Des never wanted to give me bus fare, so I never met up with them on the weekends or after school, and after a while they stopped inviting me.

“I almost didn’t recognize you. Your hair,” Noelle said. She passed the bottle to Lucy, who grimaced when she took a sip—not just lemonade.

“Yeah,” I said. “It’s different.”

“How’s Atlantic City High?” Lucy asked. “Do girls really throw bleach at each other when they fight?”

“I heard there’s a day care in the building, because so many girls have had babies,” Noelle said.

“I—it’s okay.” It wasn’t true, about the day care or about the bleach.

But I didn’t want to explain that I had dropped out.

I’d had visions more frequently in school than anywhere else.

It made me anxious, unable to concentrate.

Des told me she wanted me to help out more in the shop, but it had been my idea to quit, once my sixteenth birthday came around and no one could report me to the state.

I told myself it would just be easier that way.

“Want some?” Nina asked, holding out the bottle.

“What is it?” I asked.

“Some of my mom’s vodka, with a packet of Crystal Light stirred in. Down here none of the cops even care, so we came to pregame.”

I took the drink from her. It smelled like nail polish remover and SweeTarts. A ring of lip gloss shimmered around the mouth of the bottle. I took a sip, which made me cough. I had never had a drink before, but I hoped maybe it’d make me feel different—calmer or braver, or just less myself.

“What are those?” Lucy asked, reaching for my wrist. At first I thought she meant the pearls, but then she turned my palm over into hers, slid a business card out of my grip. My face got hot, and I could feel the mottled rash creep across my neck, the way it always did when I was embarrassed.

“Clara Voyant, Seer and Fortune Teller! Oh my god. Stop.”

“It’s just a … a project,” I said. I thought of what Des had said the other day. My mother and I made the same face when we lied.

“What kind of project?” Her eyes gleamed with mean joy.

“Hard to explain.”

“So you, like, tell people about their futures and stuff?” Nina asked.

“Oh! Do Noelle. Noelle, see if Ava knows whether Nick will finally ask you out.”

“Shut up.” Noelle elbowed Lucy in the ribs. “Nick Hart. You know him, Ava.”

“Ava used to like Nick Hart!”

“No, I mean, maybe. He’s fine. But I don’t like him anymore, obviously.

” If only they knew what my life was like now—that in a few days I’d probably go out on a date with a strange, grown-up man.
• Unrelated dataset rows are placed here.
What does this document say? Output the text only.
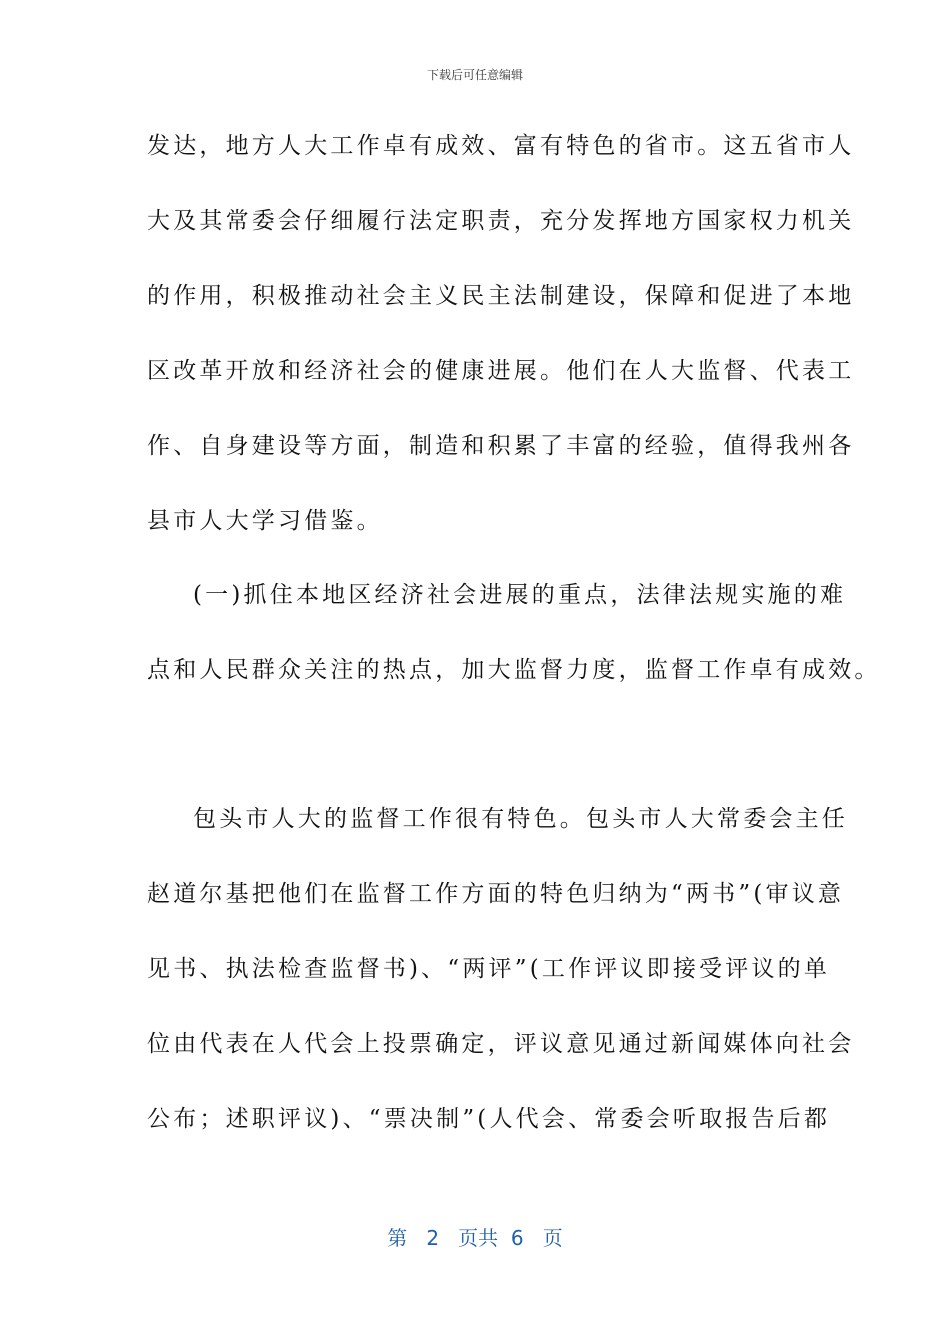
下载后可任意编辑
发达，地方人大工作卓有成效、富有特色的省市。这五省市人
大及其常委会仔细履行法定职责，充分发挥地方国家权力机关
的作用，积极推动社会主义民主法制建设，保障和促进了本地
区改革开放和经济社会的健康进展。他们在人大监督、代表工
作、自身建设等方面，制造和积累了丰富的经验，值得我州各
县市人大学习借鉴。
(一)抓住本地区经济社会进展的重点，法律法规实施的难
点和人民群众关注的热点，加大监督力度，监督工作卓有成效。
包头市人大的监督工作很有特色。包头市人大常委会主任
赵道尔基把他们在监督工作方面的特色归纳为“两书”(审议意
见书、执法检查监督书)、“两评”(工作评议即接受评议的单
位由代表在人代会上投票确定，评议意见通过新闻媒体向社会
公布；述职评议)、“票决制”(人代会、常委会听取报告后都
第 2 页共 6 页
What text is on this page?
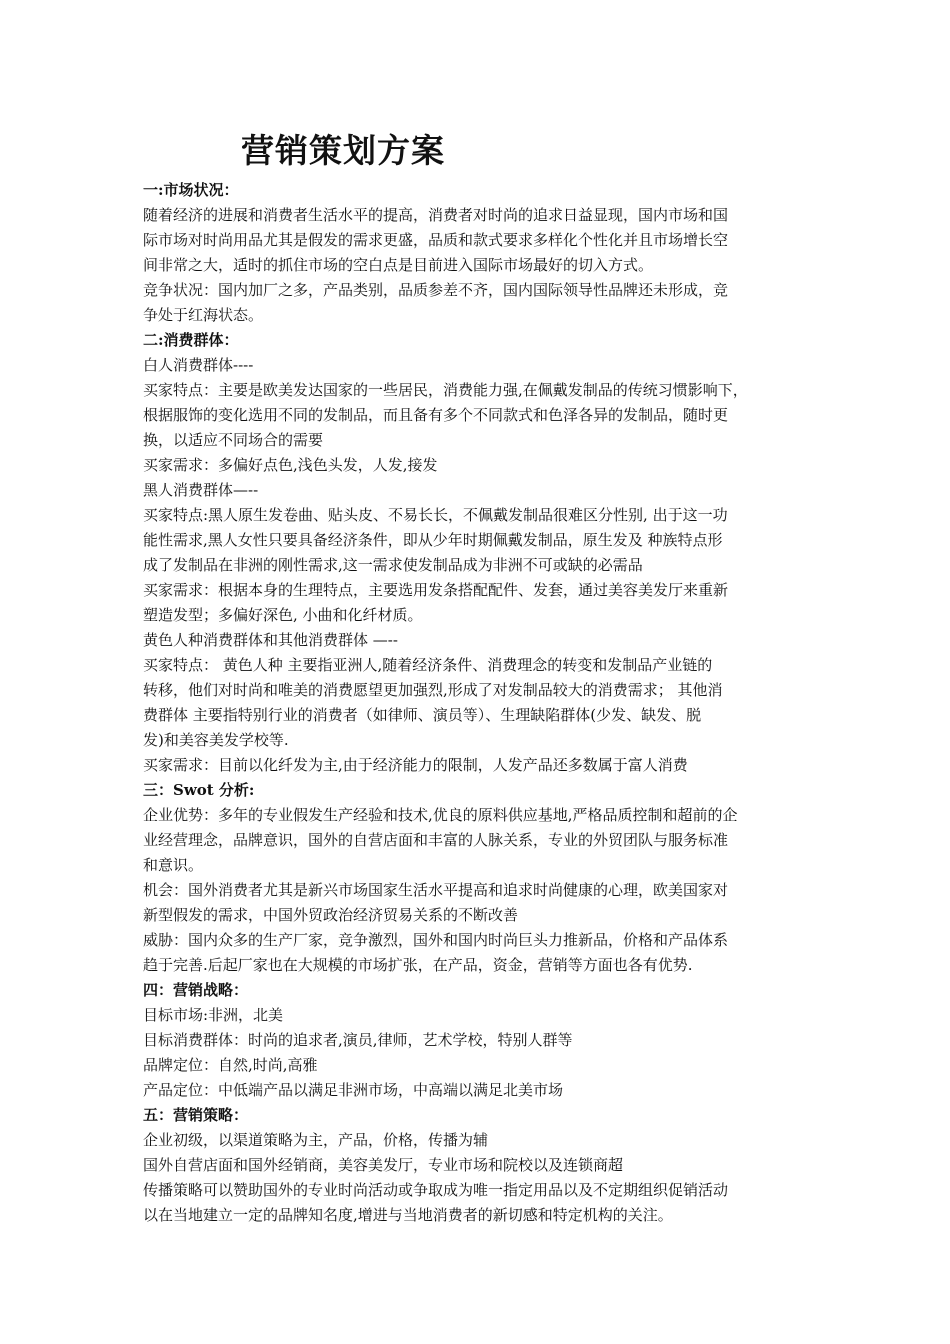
营销策划方案
一:市场状况：
随着经济的进展和消费者生活水平的提高，消费者对时尚的追求日益显现，国内市场和国
际市场对时尚用品尤其是假发的需求更盛，品质和款式要求多样化个性化并且市场增长空
间非常之大，适时的抓住市场的空白点是目前进入国际市场最好的切入方式。
竞争状况：国内加厂之多，产品类别，品质参差不齐，国内国际领导性品牌还未形成，竞
争处于红海状态。
二:消费群体：
白人消费群体----
买家特点：主要是欧美发达国家的一些居民，消费能力强,在佩戴发制品的传统习惯影响下，
根据服饰的变化选用不同的发制品，而且备有多个不同款式和色泽各异的发制品，随时更
换，以适应不同场合的需要
买家需求：多偏好点色,浅色头发，人发,接发
黑人消费群体—--
买家特点:黑人原生发卷曲、贴头皮、不易长长，不佩戴发制品很难区分性别, 出于这一功
能性需求,黑人女性只要具备经济条件，即从少年时期佩戴发制品，原生发及 种族特点形
成了发制品在非洲的刚性需求,这一需求使发制品成为非洲不可或缺的必需品
买家需求：根据本身的生理特点，主要选用发条搭配配件、发套，通过美容美发厅来重新
塑造发型；多偏好深色, 小曲和化纤材质。
黄色人种消费群体和其他消费群体 —--
买家特点： 黄色人种 主要指亚洲人,随着经济条件、消费理念的转变和发制品产业链的
转移，他们对时尚和唯美的消费愿望更加强烈,形成了对发制品较大的消费需求； 其他消
费群体 主要指特别行业的消费者（如律师、演员等）、生理缺陷群体(少发、缺发、脱
发)和美容美发学校等.
买家需求：目前以化纤发为主,由于经济能力的限制，人发产品还多数属于富人消费
三：Swot 分析:
企业优势：多年的专业假发生产经验和技术,优良的原料供应基地,严格品质控制和超前的企
业经营理念，品牌意识，国外的自营店面和丰富的人脉关系，专业的外贸团队与服务标准
和意识。
机会：国外消费者尤其是新兴市场国家生活水平提高和追求时尚健康的心理，欧美国家对
新型假发的需求，中国外贸政治经济贸易关系的不断改善
威胁：国内众多的生产厂家，竞争激烈，国外和国内时尚巨头力推新品，价格和产品体系
趋于完善.后起厂家也在大规模的市场扩张，在产品，资金，营销等方面也各有优势.
四：营销战略：
目标市场:非洲，北美
目标消费群体：时尚的追求者,演员,律师，艺术学校，特别人群等
品牌定位：自然,时尚,高雅
产品定位：中低端产品以满足非洲市场，中高端以满足北美市场
五：营销策略：
企业初级，以渠道策略为主，产品，价格，传播为辅
国外自营店面和国外经销商，美容美发厅，专业市场和院校以及连锁商超
传播策略可以赞助国外的专业时尚活动或争取成为唯一指定用品以及不定期组织促销活动
以在当地建立一定的品牌知名度,增进与当地消费者的新切感和特定机构的关注。
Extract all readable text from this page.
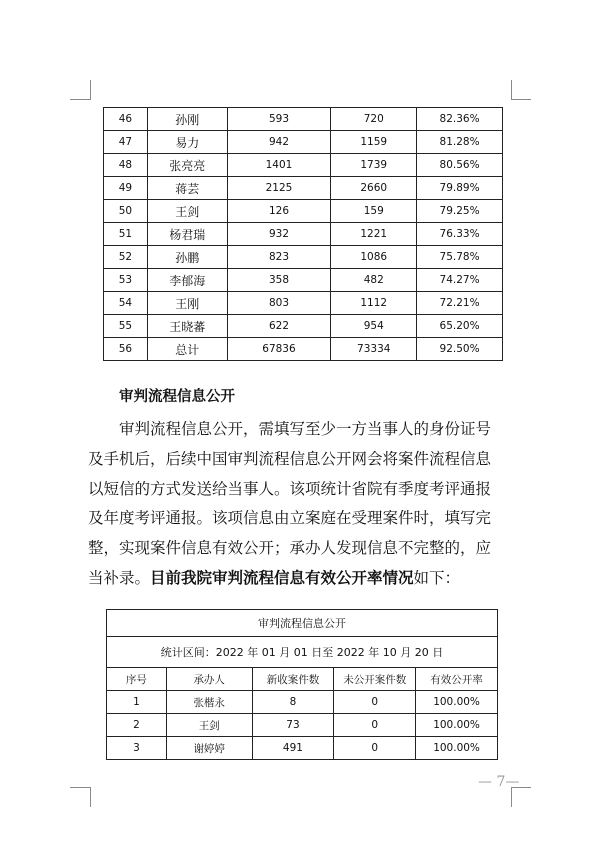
46	孙刚	593	720	82.36%
47	易力	942	1159	81.28%
48	张亮亮	1401	1739	80.56%
49	蒋芸	2125	2660	79.89%
50	王剑	126	159	79.25%
51	杨君瑞	932	1221	76.33%
52	孙鹏	823	1086	75.78%
53	李郁海	358	482	74.27%
54	王刚	803	1112	72.21%
55	王晓蕃	622	954	65.20%
56	总计	67836	73334	92.50%
审判流程信息公开
审判流程信息公开，需填写至少一方当事人的身份证号
及手机后，后续中国审判流程信息公开网会将案件流程信息
以短信的方式发送给当事人。该项统计省院有季度考评通报
及年度考评通报。该项信息由立案庭在受理案件时，填写完
整，实现案件信息有效公开；承办人发现信息不完整的，应
当补录。目前我院审判流程信息有效公开率情况如下：
审判流程信息公开				
统计区间：2022 年 01 月 01 日至 2022 年 10 月 20 日				
序号	承办人	新收案件数	未公开案件数	有效公开率
1	张楷永	8	0	100.00%
2	王剑	73	0	100.00%
3	谢婷婷	491	0	100.00%
— 7—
But for a second I let myself picture how Nick would look in the prep uniform, the navy blazer with brass buttons, a crisp blue button-down shirt the same color as his eyes.

“You and Ava have to duke it out, Noelle,” Nina said.

Noelle’s smile was small, catlike. “We’ll probably see him at the party tonight. Actually, we should get going. I gotta do my hair.”

“Yeah, I need to get home, too,” I said.

Around these girls, I felt like a sliver of myself.

Maybe because they had known a different version of me: quiet, mousy brown hair, good at math.

They could see the ways I’d changed, the versions of myself that I had left behind.

That itchy, tingling feeling crept up my stomach, and I rubbed at my shirt, hoping they wouldn’t see.